The following are additional features proposed by T.M. for inclusion in the QC workflow. Short explanations of why each might be useful are included
- When MongoDB query is used to provide input to workflow, option to write out that input data set as a CSV file.
- When the workflow is run using data in MongoDB as input, no record is made of the actual data passed into the workflow.
- Given that the data in MongoDB could change following the workflow run, the provenance of workflow outputs can can be lost.
- It also could be useful for users to subset their input data set manually using a CSV file and then run the workflow again using this subset (see 1 above).
- Simple CSV output is desirable for some use cases, e.g. using a scientific name validator to lookup GUIDs for nomenclatural acts from a global authority (e.g. IPNI) for records extracted from a local taxonomic authority file.
- Preservation of original data values in records passed between actors. KURATOR-119
- Data validation actors in the QC workflow currently overwrite the original values in the record fields for which they propose updated values.

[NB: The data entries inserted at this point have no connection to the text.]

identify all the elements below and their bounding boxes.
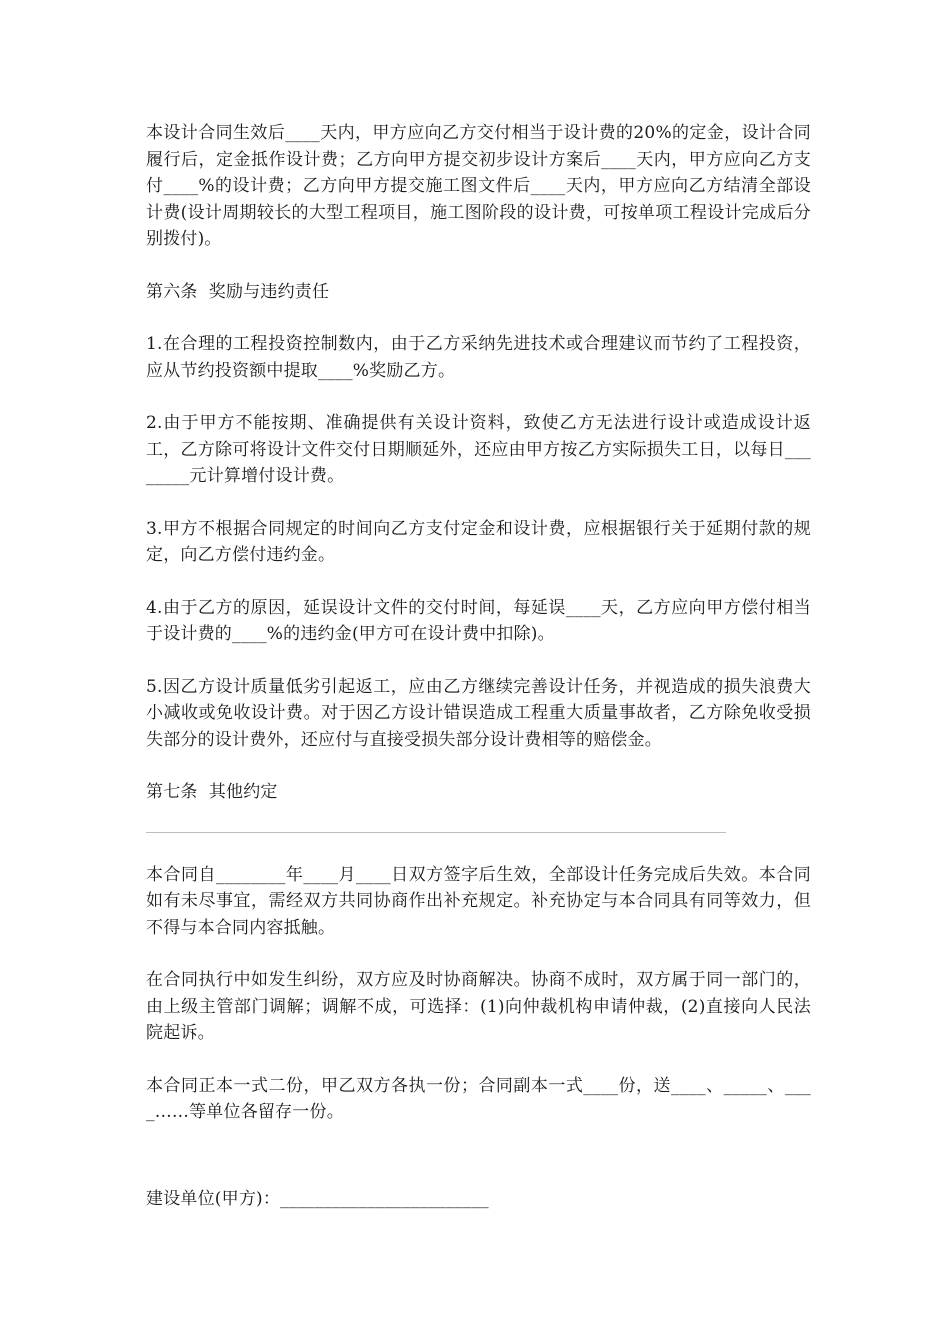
- divider-line: [146, 832, 726, 833]
- signature-spacer: [146, 1126, 811, 1186]
- article-6-clause-3: 3.甲方不根据合同规定的时间向乙方支付定金和设计费，应根据银行关于延期付款的规定，向乙方偿付违约金。: [146, 518, 811, 565]
- article-7-title: 第七条 其他约定: [146, 782, 278, 802]
- article-6-clause-1: 1.在合理的工程投资控制数内，由于乙方采纳先进技术或合理建议而节约了工程投资，应从节约投资额中提取____%奖励乙方。: [146, 334, 811, 381]
- article-7-clause-1: 本合同自________年____月____日双方签字后生效，全部设计任务完成后失效。本合同如有未尽事宜，需经双方共同协商作出补充规定。补充协定与本合同具有同等效力，但不得与本合同内容抵触。: [146, 864, 811, 938]
- article-7-clause-2: 在合同执行中如发生纠纷，双方应及时协商解决。协商不成时，双方属于同一部门的，由上级主管部门调解；调解不成，可选择：(1)向仲裁机构申请仲裁，(2)直接向人民法院起诉。: [146, 970, 811, 1043]
- article-6-title: 第六条 奖励与违约责任: [146, 281, 330, 302]
- article-6-clause-5: 5.因乙方设计质量低劣引起返工，应由乙方继续完善设计任务，并视造成的损失浪费大小减收或免收设计费。对于因乙方设计错误造成工程重大质量事故者，乙方除免收受损失部分的设计费外，还应付与直接受损失部分设计费相等的赔偿金。: [146, 676, 811, 750]
- signature-party-a: 建设单位(甲方)：________________________: [146, 1188, 489, 1209]
- contract-page: [146, 120, 811, 1212]
- article-6-clause-4: 4.由于乙方的原因，延误设计文件的交付时间，每延误____天，乙方应向甲方偿付相当于设计费的____%的违约金(甲方可在设计费中扣除)。: [146, 597, 811, 644]
- article-6-clause-2: 2.由于甲方不能按期、准确提供有关设计资料，致使乙方无法进行设计或造成设计返工，乙方除可将设计文件交付日期顺延外，还应由甲方按乙方实际损失工日，以每日________元计算增付设计费。: [146, 413, 811, 486]
- article-7-clause-3: 本合同正本一式二份，甲乙双方各执一份；合同副本一式____份，送____、_____、____……等单位各留存一份。: [146, 1075, 811, 1122]
- payment-terms-paragraph: 本设计合同生效后____天内，甲方应向乙方交付相当于设计费的20%的定金，设计合同履行后，定金抵作设计费；乙方向甲方提交初步设计方案后____天内，甲方应向乙方支付____%的设计费；乙方向甲方提交施工图文件后____天内，甲方应向乙方结清全部设计费(设计周期较长的大型工程项目，施工图阶段的设计费，可按单项工程设计完成后分别拨付)。: [146, 123, 811, 249]
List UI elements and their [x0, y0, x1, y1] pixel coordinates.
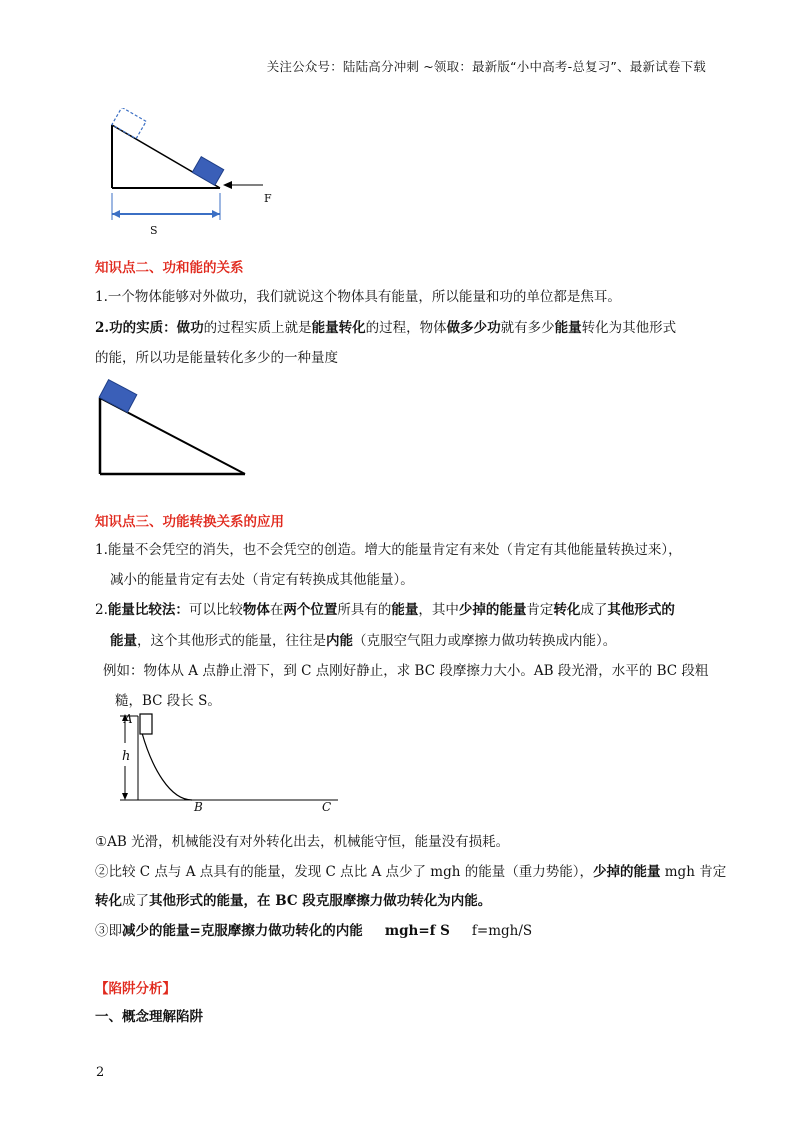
page-header: 关注公众号：陆陆高分冲刺 ~领取：最新版“小中高考-总复习”、最新试卷下载: [266, 59, 706, 74]
section-2-title: 知识点二、功和能的关系: [95, 260, 244, 276]
point-b-label: B: [194, 800, 203, 814]
trap-analysis-subtitle: 一、概念理解陷阱: [95, 1009, 203, 1025]
section-2-point-2: 2.功的实质：做功的过程实质上就是能量转化的过程，物体做多少功就有多少能量转化为其他形式: [95, 320, 677, 336]
section-3-point-2: 2.能量比较法：可以比较物体在两个位置所具有的能量，其中少掉的能量肯定转化成了其他形式的: [95, 602, 675, 618]
height-label: h: [122, 749, 131, 764]
section-3-point-1: 1.能量不会凭空的消失，也不会凭空的创造。增大的能量肯定有来处（肯定有其他能量转换过来），: [95, 542, 682, 558]
distance-label: S: [150, 224, 158, 237]
force-label: F: [264, 192, 272, 205]
page-number: 2: [96, 1065, 105, 1080]
solution-step-3: ③即减少的能量=克服摩擦力做功转化的内能 mgh=f S f=mgh/S: [95, 923, 533, 939]
slide-figure: [110, 708, 350, 820]
solution-step-2: ②比较 C 点与 A 点具有的能量，发现 C 点比 A 点少了 mgh 的能量（重力势能），少掉的能量 mgh 肯定: [95, 864, 727, 880]
section-3-title: 知识点三、功能转换关系的应用: [95, 514, 284, 530]
section-3-point-1-cont: 减小的能量肯定有去处（肯定有转换成其他能量）。: [110, 572, 414, 588]
section-3-point-2-cont: 能量，这个其他形式的能量，往往是内能（克服空气阻力或摩擦力做功转换成内能）。: [110, 633, 617, 649]
point-a-label: A: [124, 712, 133, 726]
example-text-cont: 糙，BC 段长 S。: [115, 693, 221, 709]
incline-figure-2: [90, 378, 260, 483]
incline-figure-1: [95, 108, 295, 238]
trap-analysis-title: 【陷阱分析】: [95, 981, 176, 997]
section-2-point-1: 1.一个物体能够对外做功，我们就说这个物体具有能量，所以能量和功的单位都是焦耳。: [95, 289, 621, 305]
example-text: 例如：物体从 A 点静止滑下，到 C 点刚好静止，求 BC 段摩擦力大小。AB 段光滑，水平的 BC 段粗: [103, 663, 709, 679]
point-c-label: C: [322, 800, 332, 814]
solution-step-2-cont: 转化成了其他形式的能量，在 BC 段克服摩擦力做功转化为内能。: [95, 893, 492, 909]
solution-step-1: ①AB 光滑，机械能没有对外转化出去，机械能守恒，能量没有损耗。: [95, 834, 510, 850]
section-2-point-2-cont: 的能，所以功是能量转化多少的一种量度: [95, 350, 338, 366]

- Although comments added as new fields into the records record the original values, these are not as easily read programmatically, e.g. by a user of the report spreadsheet.
- Overwriting values also means that downstream actors cannot access the original values and propose alternative values based on the originals.
- Actor for outputting the results spreadsheet (or CSV file) automatically at the end of the workflow run.
- Currently the QC workflow writes its output to a MongoDB instance. A separate program is used to generate the report spreadsheet from these results in MongoDB.
- Users may want to use the results of a workflow run without having to query a MongoDB database (manually or using the report-generating program) to evaluate the results of a workflow run.
- Based on command line options the QC workflow itself could output a report spreadsheet, a CSV file, or both.
- For large (>60k records) data sets, output as a spreadsheet is impractical.
- Some classes of advanced users can more effectively work by using command line tools (grep, sed, awk) to isolate portions of a flat text report and either pass them on as QC reports for specialists to resolve, or edit them into sql statements that can directly update a source database (e.g. add GUIDs from a global authority to a local taxon authority file).
- Note: KURATOR-82 relates to part of this, there is a CSV writer actor in FP-Akka that can be composed into a workflow (CSVWorkflow) to write a CSV output report.
Proposed Features that have been added
Option to provide input data to QC workflow using a CSV file (e.g., from a DwC archive) as input. Exists in FP-Akka 1.4.0, under refinement for direct read from DwC archive in FP-Akka 1.5.0
- Embedded in FilteredPush nodes, the QC workflow uses a query provided as a command-line option to retrieve input data from a MongoDB database.
- Users may want to provide data in the form of CSV file so that loading input data into MongoDB instance is not needed.